Terug naar de lijst
Actieve noodrem
Actieve noodrem
Met behulp van de informatie van de radar 1 berekent het systeem de afstand tot de voorligger en elke omringende voetganger en
fietser.
Het systeem informeert de bestuurder als er een risico bestaat op een frontale botsing
om de juiste noodmanoeuvres mogelijk te maken (het rempedaal indrukken en/of het stuurwiel
draaien).
Afhankelijk van het reactievermogen van de bestuurder kan het systeem helpen bij het
remmen om schade te beperken of een botsing te voorkomen.
Opmerking: zorg ervoor dat de voorruit en de voorbumper vrij zijn (van vuil, modder, sneeuw,
condens, kentekenplaat enz.).
Plaats van de camera 1
Zorg ervoor dat de voorruit niet is bedekt (door vuil, sneeuw, condens enz.)
Raad
Met dit systeem wordt de auto maximaal afgeremd totdat deze zo nodig volledig stilstaat.
Gebruik om veiligheidsredenen altijd de autogordel tijdens het rijden en controleer
of alles goed vastzit, zodat de inzittenden niet kunnen worden geraakt door loszittende
voorwerpen.
WAARSCHUWING
Deze functie is een extra hulp tijdens het rijden. Deze functie kan in geen geval
de waakzaamheid en verantwoordelijkheid van de bestuurder vervangen; deze moet altijd
de controle over zijn auto behouden.
Werkzaamheden
Detectie van auto's
Tijdens het rijden zal het systeem in geval van een botsing met het voorliggende voertuig:
- waarschuwen voor botsingsgevaar:
bij een voertuigsnelheid tussen ongeveer 7 km/u en 170 km/u verschijnt het bericht
"Rem" in het rood op het instrumentenpaneel 3 en klinkt er een geluidssignaal.
Als de bestuurder het rempedaal indrukt en het systeem nog altijd een risico op een
botsing detecteert, wordt sterker afgeremd.

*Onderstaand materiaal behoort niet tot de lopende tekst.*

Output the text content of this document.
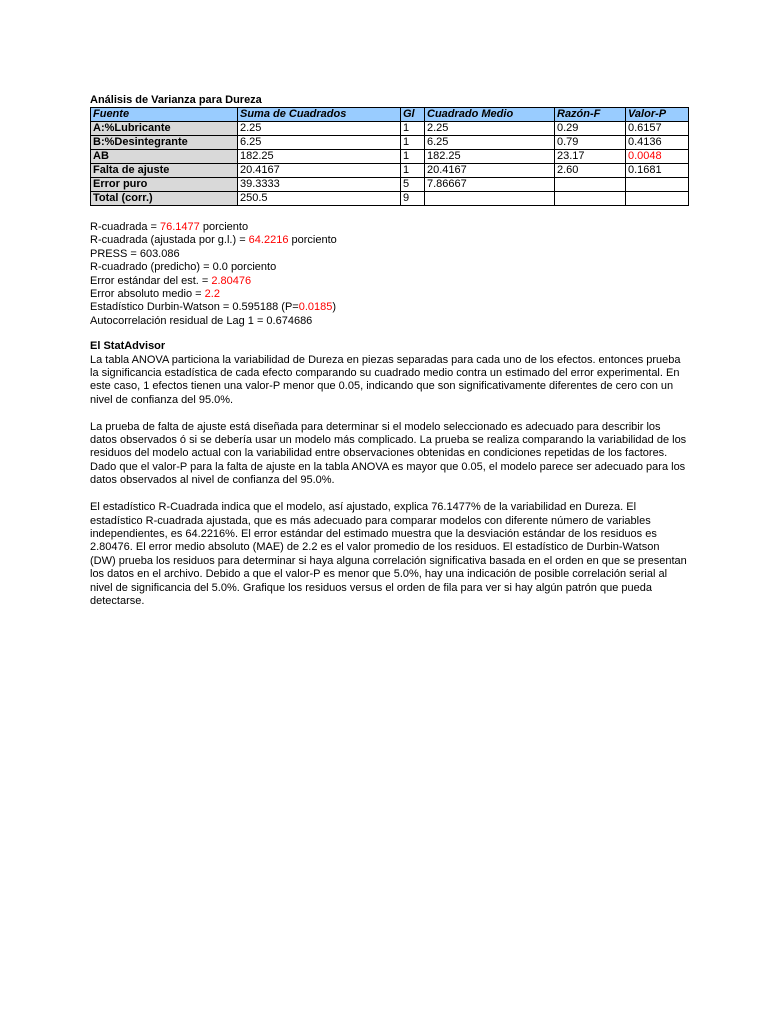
Análisis de Varianza para Dureza
Fuente	Suma de Cuadrados	Gl	Cuadrado Medio	Razón-F	Valor-P
A:%Lubricante	2.25	1	2.25	0.29	0.6157
B:%Desintegrante	6.25	1	6.25	0.79	0.4136
AB	182.25	1	182.25	23.17	0.0048
Falta de ajuste	20.4167	1	20.4167	2.60	0.1681
Error puro	39.3333	5	7.86667		
Total (corr.)	250.5	9			
R-cuadrada = 76.1477 porciento
R-cuadrada (ajustada por g.l.) = 64.2216 porciento
PRESS = 603.086
R-cuadrado (predicho) = 0.0 porciento
Error estándar del est. = 2.80476
Error absoluto medio = 2.2
Estadístico Durbin-Watson = 0.595188 (P=0.0185)
Autocorrelación residual de Lag 1 = 0.674686
El StatAdvisor
La tabla ANOVA particiona la variabilidad de Dureza en piezas separadas para cada uno de los efectos. entonces prueba la significancia estadística de cada efecto comparando su cuadrado medio contra un estimado del error experimental. En este caso, 1 efectos tienen una valor-P menor que 0.05, indicando que son significativamente diferentes de cero con un nivel de confianza del 95.0%.
La prueba de falta de ajuste está diseñada para determinar si el modelo seleccionado es adecuado para describir los datos observados ó si se debería usar un modelo más complicado. La prueba se realiza comparando la variabilidad de los residuos del modelo actual con la variabilidad entre observaciones obtenidas en condiciones repetidas de los factores. Dado que el valor-P para la falta de ajuste en la tabla ANOVA es mayor que 0.05, el modelo parece ser adecuado para los datos observados al nivel de confianza del 95.0%.
El estadístico R-Cuadrada indica que el modelo, así ajustado, explica 76.1477% de la variabilidad en Dureza. El estadístico R-cuadrada ajustada, que es más adecuado para comparar modelos con diferente número de variables independientes, es 64.2216%. El error estándar del estimado muestra que la desviación estándar de los residuos es 2.80476. El error medio absoluto (MAE) de 2.2 es el valor promedio de los residuos. El estadístico de Durbin-Watson (DW) prueba los residuos para determinar si haya alguna correlación significativa basada en el orden en que se presentan los datos en el archivo. Debido a que el valor-P es menor que 5.0%, hay una indicación de posible correlación serial al nivel de significancia del 5.0%. Grafique los residuos versus el orden de fila para ver si hay algún patrón que pueda detectarse.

- de remmen kunnen worden geactiveerd:
als de rijsnelheid lager is dan circa 120 km/u en de bestuurder niet reageert op de
waarschuwing terwijl er een botsing dreigt.
Als de auto stopt als gevolg van de actieve noodstop moet de bestuurder de auto stilzetten
door het rempedaal in te drukken.
Opmerking: als de bestuurder gebruikmaakt van bedieningselementen van de auto (stuurwiel, pedalen
enz.) kan het systeem sommige operaties vertragen of niet activeren.
Speciale waarschuwingsfuncties
Afhankelijk van de snelheid kunnen de waarschuwing en het remmen gelijktijdig geactiveerd
worden.
Speciale functies van stilstaande auto´s
Stilstaande auto´s worden gedetecteerd als uw auto met een snelheid van ongeveer tussen
de 7 km/u en 80 km/u rijdt. Het systeem is niet ingeschakeld en geeft geen waarschuwing
af als u harder dan ongeveer 80 km/u rijdt.
Raad
In geval van noodmanoeuvre kunt u op elk moment stoppen met remmen door:
- door het gaspedaal kort in te drukken;
of
- aan het stuur te draaien als uitwijkmanoeuvre bij een botsing.
Detectie van voetgangers en fietsers
(afhankelijk van de auto)
Als u met een snelheid van ongeveer tussen de 7 km/u en 80 km/u rijdt en er kans is
op een botsing met een fietser of een voetganger, gebeurt het volgende:
- u wordt gewaarschuwd voor het risico op een botsing:
- het bericht "Rem" verschijnt rood op het instrumentenpaneel 3 en er klinkt een geluidssignaal.
Als de bestuurder het rempedaal indrukt en het systeem nog altijd een risico op een
botsing detecteert, wordt sterker afgeremd.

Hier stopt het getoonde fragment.